Recap of #AHES2015, incorporating the views of Senegalese students
Last week, I had the opportunity to participate in the African Higher Education Summit, welcoming nearly five hundred delegates including government officials, private sector stakeholders and university chancellors from across the continent. They met to discuss how to reinvigorate African higher education.
Kofi Annan was the keynote speaker, alongside Dr. Nkosazana Dlamini-Zuma, chairperson of the African Union and Macky Sall, president of Senegal. Oby Ezekwesili, former VP of World Bank Africa and champion of the #BringBackOurGirls campaign, also gave a rousing speech about the importance of good governance in all development efforts in Africa.
Kofi Annan said in his address that “No one is born a good citizen or a good democrat or a good leader; it takes time and education. Our institutions should instill in Africa’s young citizens a mindset and understanding of the world that inspires visionary and positive citizenship and leadership. They must therefore be melting-pots of diversity and incubators of pluralism which produce responsible citizens. They can build bridges between communities of young people in Africa, eroding the ethnic and religious divides that still plague the continent.”
The purpose of this summit was to address the needs of students. According to Mansour Diallo from the Virtual University of Senegal, this summit came at the perfect moment. Africans are conscious of their potential, and he is proud it took place in his home country. He believes the solutions for higher education need to come from within Africa, a subject that was touched upon in many discussions throughout the summit.
Thierno Ngom, president of the Student Research Association of the Alione Diop de Bambey University, noted he is excited to see despite the challenges students face in Senegal, there have been steps towards progress and the system is actually being used as a model in many discussions His classmate, Ousseynou Cisse, noted that in order to learn from other systems, though, it is not as simple as cutting and pasting. We need to look at local realities before adapting the models of others.
Another hot topic of the summit was about the African brain drain, and how to engage the diaspora to come back. Nigel Mugamu, founder of 263Chat, a social media movement informing and engaging citizens about news in his home country Zimbabwe, tweeted “Instead of going abroad, we should go to another African country to gain knowledge from each other.” This relates to a comment made by Francois Diouf, president of the Virtual University of Senegal’s Students Association. His concern is how to make African universities be valued internationally to avoid the brain drain. He hopes this revitalization will help provide African universities with prestige and value which will encourage Africans to remain in Africa.
The students at the conference were concerned about the lack of student representation from other countries. They wanted to mingle with others to talk about solutions they want for their own education. On a panel on national building and citizenship, Professor Godwin Murunga from Kenyatta University in Nairobi suggested that issues of Panafricanism are not resonating with the youth generation, and they are not thinking beyond borders. This would have been a perfect opportunity to engage youth in a conversation about thinking beyond borders and future of their continent.
Additionally, the students noted that during panels, speakers should have solicited questions from them, making it easier for them to voice their concerns in a public forum.

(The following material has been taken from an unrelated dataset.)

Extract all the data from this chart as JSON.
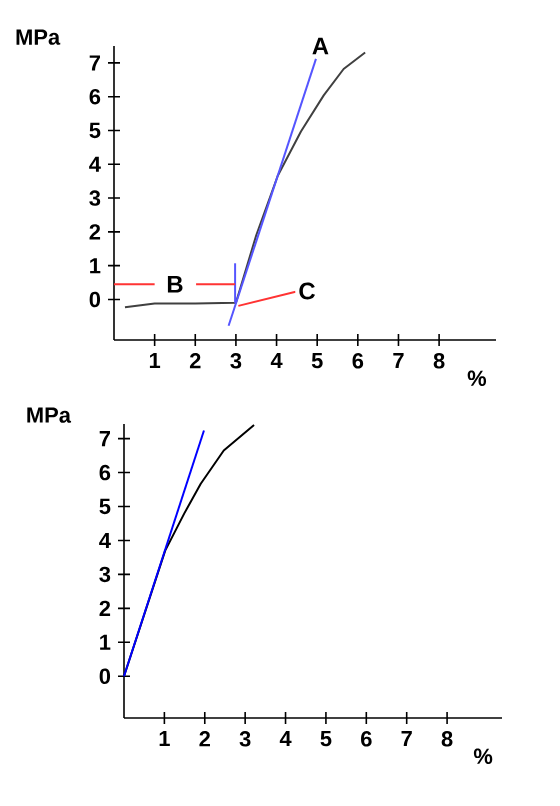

They wanted to speak up, but often felt overpowered by those older and more experienced. Additionally, they fear ultimately, leaders will do what they want, without considering their needs.
In this light, I urge everyone who is working on the Call to Action and all stakeholders in higher education to put in place a system to be able to listen and react to what students want. Let’s put aside political and personal opinions and think about the youth in these institutions in order to really reinvigorate the higher education system.